Having recently finished reading “Underground Railroad” by Colson Whitehead, I was absolutely pleased to learn that this book, in addition to having won the National Book Award, had been awarded the Pulitzer Prize. Indeed “Railroad” is that rare combination of artistry, passion and genius that makes it a book that can be simultaneously savored and devoured.
“Railroad” is a work of historical fiction that begins by chronicling the horrific banality of slavery in America. An America where torture, damnation and misery were the ordinary characteristics of the everyday life of a black slave. From “Uncle Tom’s Cabin” to “Twelve Years A Slave” to “Roots”, the slime of America’s Original Sin and its Lingering Stain has been told and retold, but America has neither fully accepted the reality of its origins or the absolute fact that the Shadow of Slavery dims the lights of freedom and decency which are supposed to illuminate this land. And that is why America needs to buy “Underground Railroad”.
That is because at some unknowable point this work fiction literally jumps the rails and becomes a work of fantasy woven into an unforgettable fable. But with every word and every page, Colson Whitehead never lets the reader forget that for black Americans in that era, slavery was a constant nightmare – a nightmare from which there was no awakening.

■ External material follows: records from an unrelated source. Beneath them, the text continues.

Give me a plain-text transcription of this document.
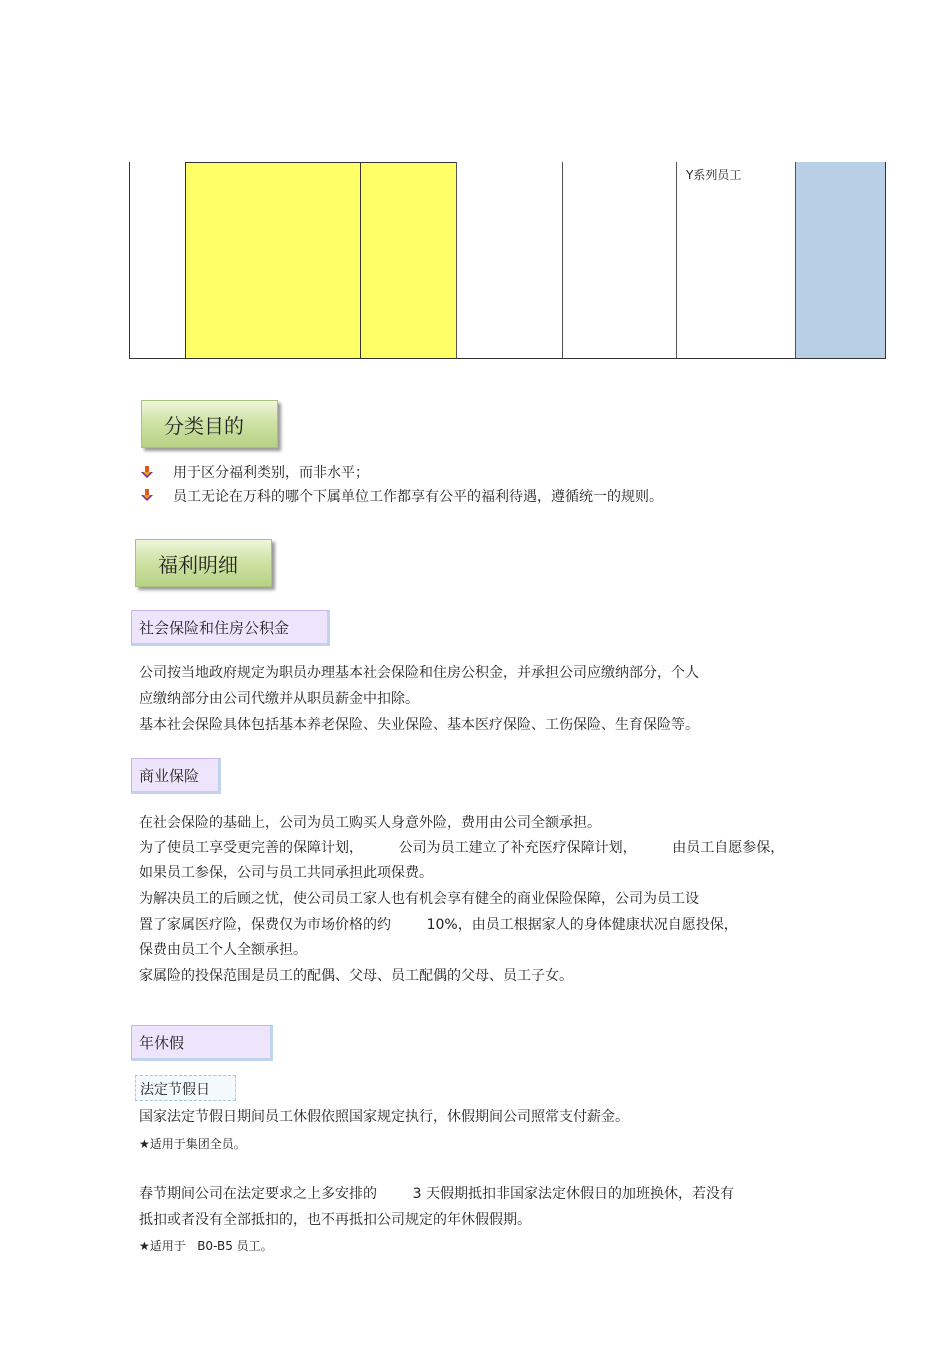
Y系列员工
分类目的
用于区分福利类别，而非水平；
员工无论在万科的哪个下属单位工作都享有公平的福利待遇，遵循统一的规则。
福利明细
社会保险和住房公积金
公司按当地政府规定为职员办理基本社会保险和住房公积金，并承担公司应缴纳部分，个人
应缴纳部分由公司代缴并从职员薪金中扣除。
基本社会保险具体包括基本养老保险、失业保险、基本医疗保险、工伤保险、生育保险等。
商业保险
在社会保险的基础上，公司为员工购买人身意外险，费用由公司全额承担。
为了使员工享受更完善的保障计划，        公司为员工建立了补充医疗保障计划，        由员工自愿参保，
如果员工参保，公司与员工共同承担此项保费。
为解决员工的后顾之忧，使公司员工家人也有机会享有健全的商业保险保障，公司为员工设
置了家属医疗险，保费仅为市场价格的约        10%，由员工根据家人的身体健康状况自愿投保，
保费由员工个人全额承担。
家属险的投保范围是员工的配偶、父母、员工配偶的父母、员工子女。
年休假
法定节假日
国家法定节假日期间员工休假依照国家规定执行，休假期间公司照常支付薪金。
★适用于集团全员。
春节期间公司在法定要求之上多安排的        3 天假期抵扣非国家法定休假日的加班换休，若没有
抵扣或者没有全部抵扣的，也不再抵扣公司规定的年休假假期。
★适用于   B0-B5 员工。
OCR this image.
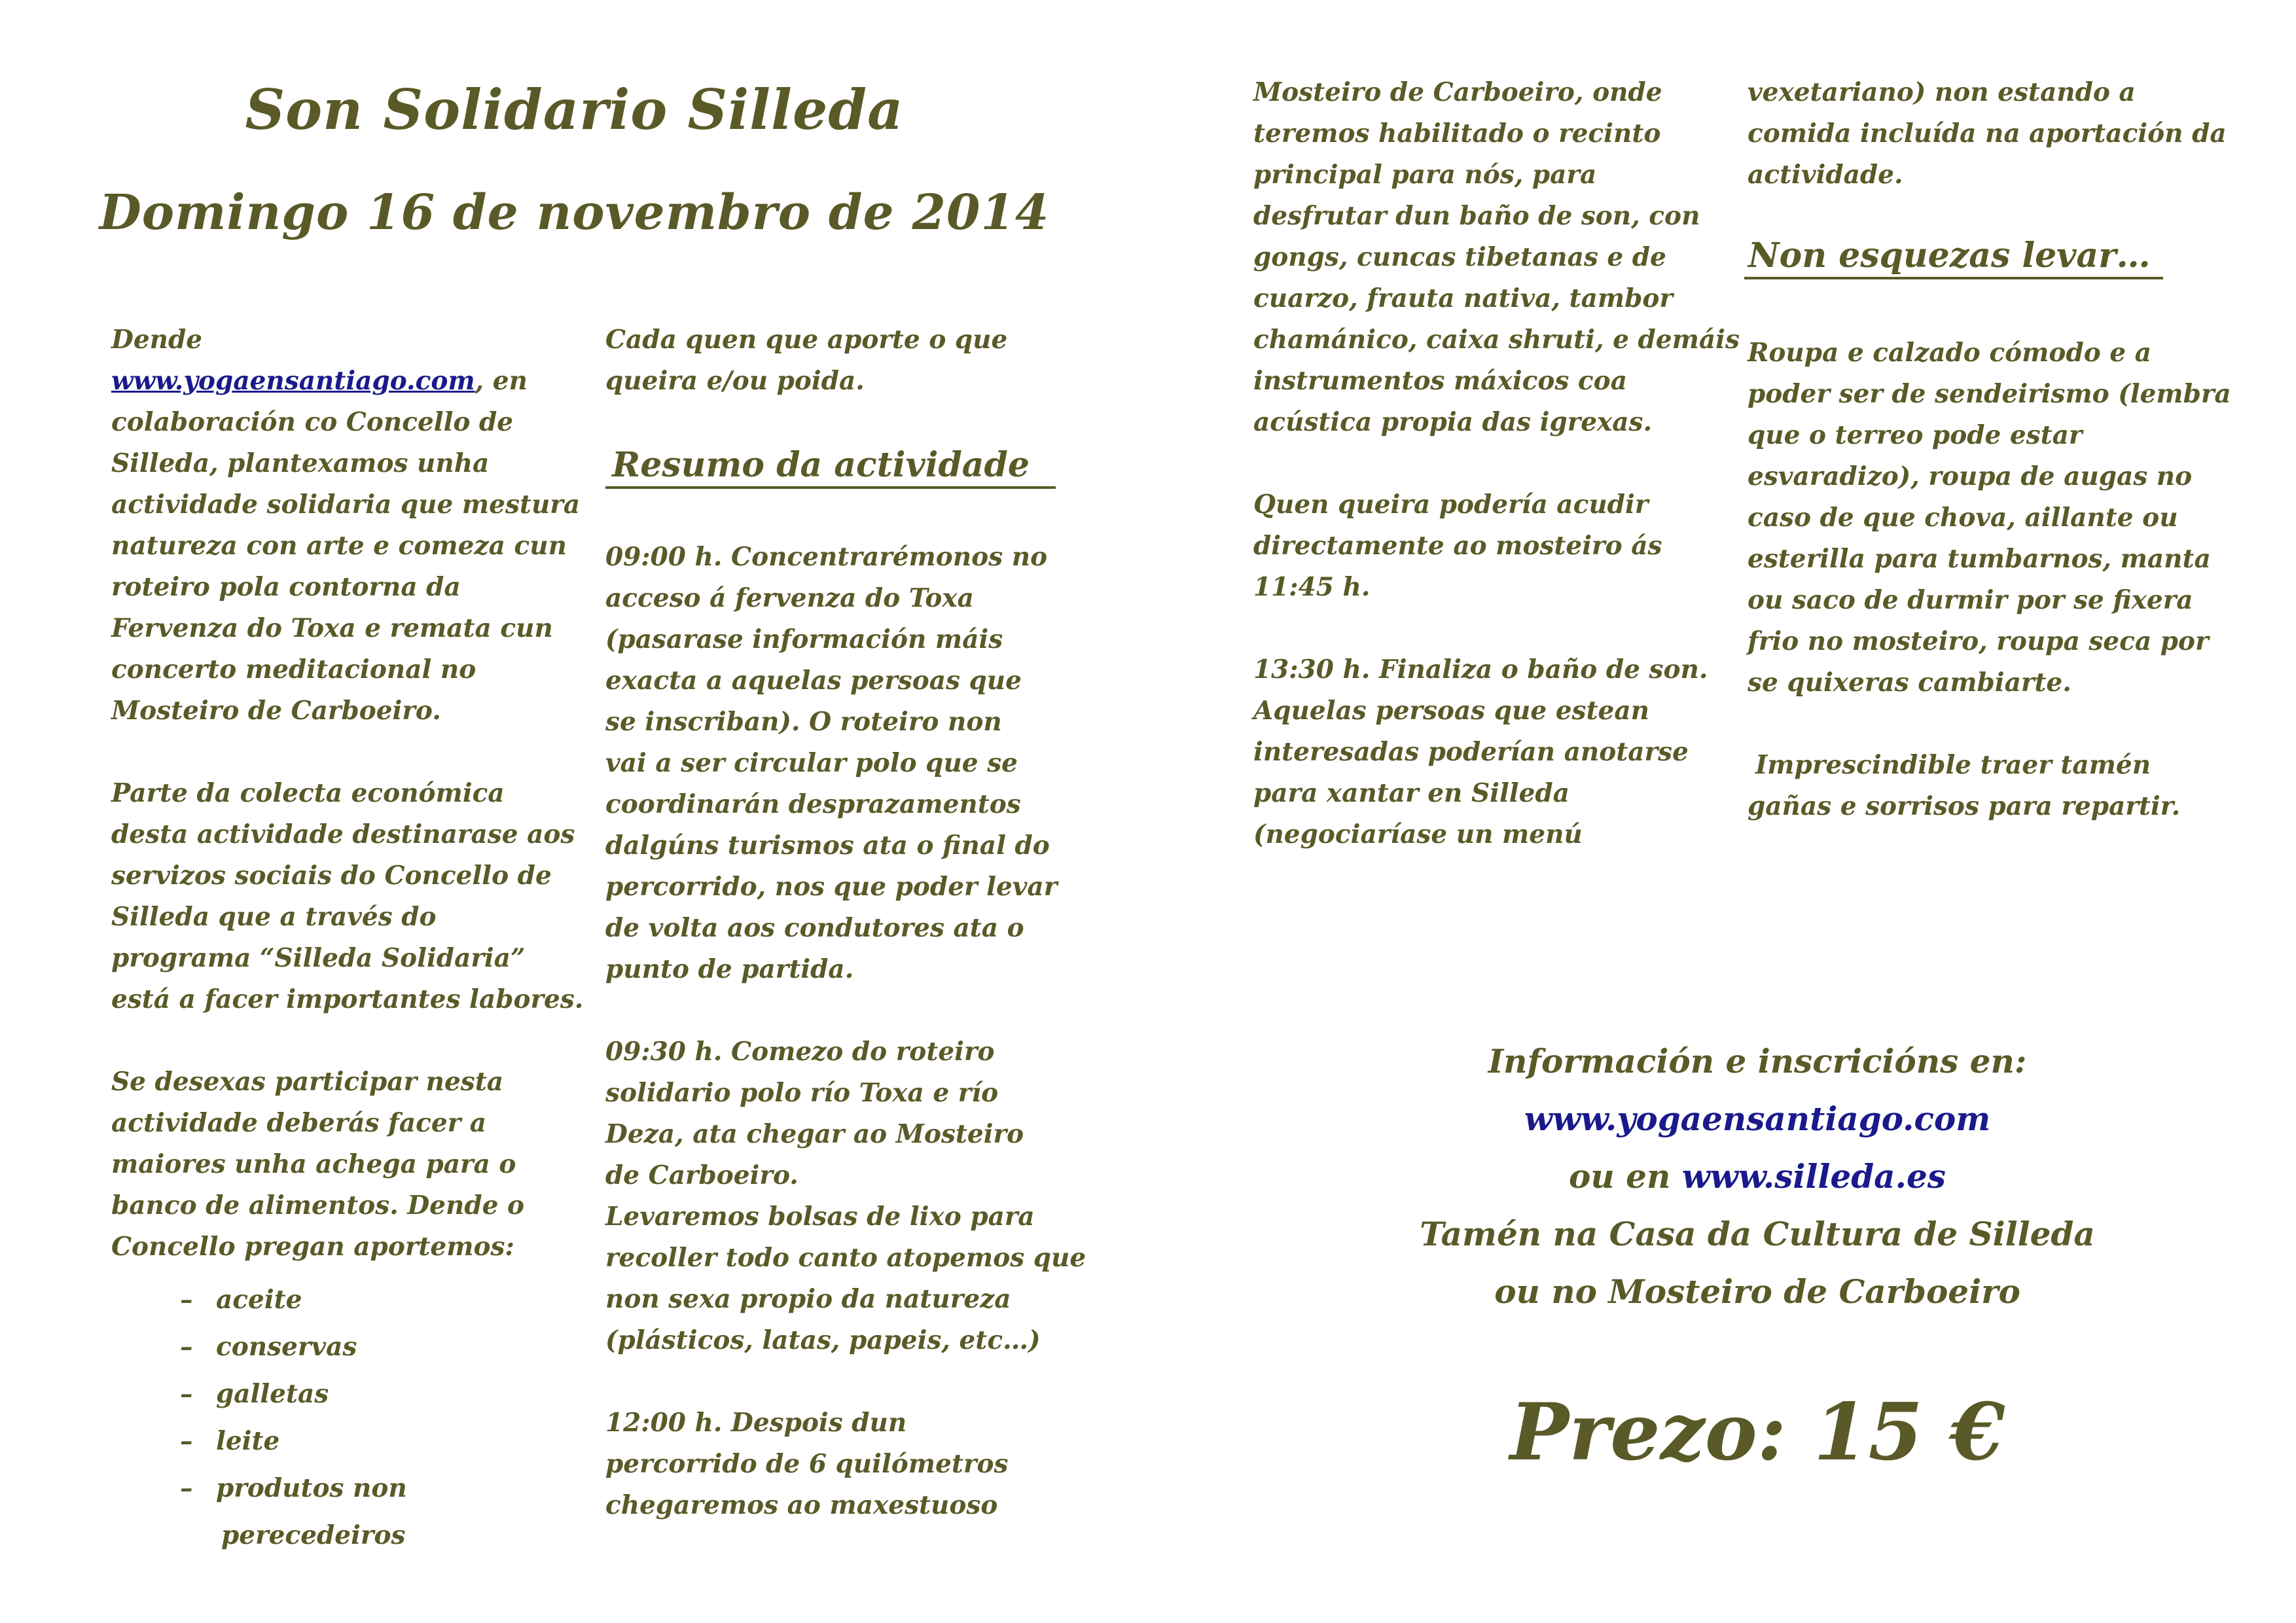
Son Solidario Silleda
Domingo 16 de novembro de 2014
Dende
www.yogaensantiago.com, en
colaboración co Concello de
Silleda, plantexamos unha
actividade solidaria que mestura
natureza con arte e comeza cun
roteiro pola contorna da
Fervenza do Toxa e remata cun
concerto meditacional no
Mosteiro de Carboeiro.
Parte da colecta económica
desta actividade destinarase aos
servizos sociais do Concello de
Silleda que a través do
programa “Silleda Solidaria”
está a facer importantes labores.
Se desexas participar nesta
actividade deberás facer a
maiores unha achega para o
banco de alimentos. Dende o
Concello pregan aportemos:
– aceite
– conservas
– galletas
– leite
– produtos non
perecedeiros
Cada quen que aporte o que
queira e/ou poida.
Resumo da actividade
09:00 h. Concentrarémonos no
acceso á fervenza do Toxa
(pasarase información máis
exacta a aquelas persoas que
se inscriban). O roteiro non
vai a ser circular polo que se
coordinarán desprazamentos
dalgúns turismos ata o final do
percorrido, nos que poder levar
de volta aos condutores ata o
punto de partida.
09:30 h. Comezo do roteiro
solidario polo río Toxa e río
Deza, ata chegar ao Mosteiro
de Carboeiro.
Levaremos bolsas de lixo para
recoller todo canto atopemos que
non sexa propio da natureza
(plásticos, latas, papeis, etc…)
12:00 h. Despois dun
percorrido de 6 quilómetros
chegaremos ao maxestuoso
Mosteiro de Carboeiro, onde
teremos habilitado o recinto
principal para nós, para
desfrutar dun baño de son, con
gongs, cuncas tibetanas e de
cuarzo, frauta nativa, tambor
chamánico, caixa shruti, e demáis
instrumentos máxicos coa
acústica propia das igrexas.
Quen queira podería acudir
directamente ao mosteiro ás
11:45 h.
13:30 h. Finaliza o baño de son.
Aquelas persoas que estean
interesadas poderían anotarse
para xantar en Silleda
(negociaríase un menú
vexetariano) non estando a
comida incluída na aportación da
actividade.
Non esquezas levar…
Roupa e calzado cómodo e a
poder ser de sendeirismo (lembra
que o terreo pode estar
esvaradizo), roupa de augas no
caso de que chova, aillante ou
esterilla para tumbarnos, manta
ou saco de durmir por se fixera
frio no mosteiro, roupa seca por
se quixeras cambiarte.
Imprescindible traer tamén
gañas e sorrisos para repartir.
Información e inscricións en:
www.yogaensantiago.com
ou en www.silleda.es
Tamén na Casa da Cultura de Silleda
ou no Mosteiro de Carboeiro
Prezo: 15 €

And it is the constancy of horror and fear and humiliation and abject surrender that accompanies the reader on every single page that in turn forces the reader to understand that slavery was not simply a bad but best forgotten chapter in American’s history. “Railroad” has the potential to help every American understand that the institutionalized, regularized and degradation of black Americans for centuries has deformed the character of this country to this very day. And the truth is that this deformity cannot be cured until it is recognized in the first place.
For those who would contend that the combination of the Emancipation Proclamation and the 13th Amendment to the Constitution freed and empowered the men and women who were formerly chattel, “Railroad” clarifies matters. For it is not possible for an entire nation to either enslave or countenance the enslavement of human beings and then suddenly proclaim and amend a new vision and a new day.
Because it is clear that the racial disparities that prevail in these United States 152 years after the end of the Civil War do not exist because of inferiority of black Americans or a lack of remediating strategies ranging from legislation to Supreme Court decisions to black capitalism to affirmative action. The disparities exist because the equality of black Americans is not a fully accepted fact – indeed it is still subject to dispute, particularly when that dispute is thinly veiled in sociological jargon.
Disparities in incarceration rates, mortality rates and unemployment are the strange fruit of the slavery vineyards that were planted centuries ago. The insults and venom that were leveled at the first African American president had little to do with politics and everything to do with his genetic connection to former chattel.
The mandatory reading of “Railroad” will allow all Americans, black and white, to see in the book the very clear connection between the language, behavior and spirit of the overseer and the owner in the current political discourse. Because as has been seen in Germany and Bosnia and Armenia and now in Syria, if it is possible to deny the humanity of another human being, it is then possible to do anything and everything to that human being.
And that is why, in addition to the well-deserved accolades, every American should read “Underground Railroad” as a very important first step in finally finding a way to bury the past and to create a future that every American deserves.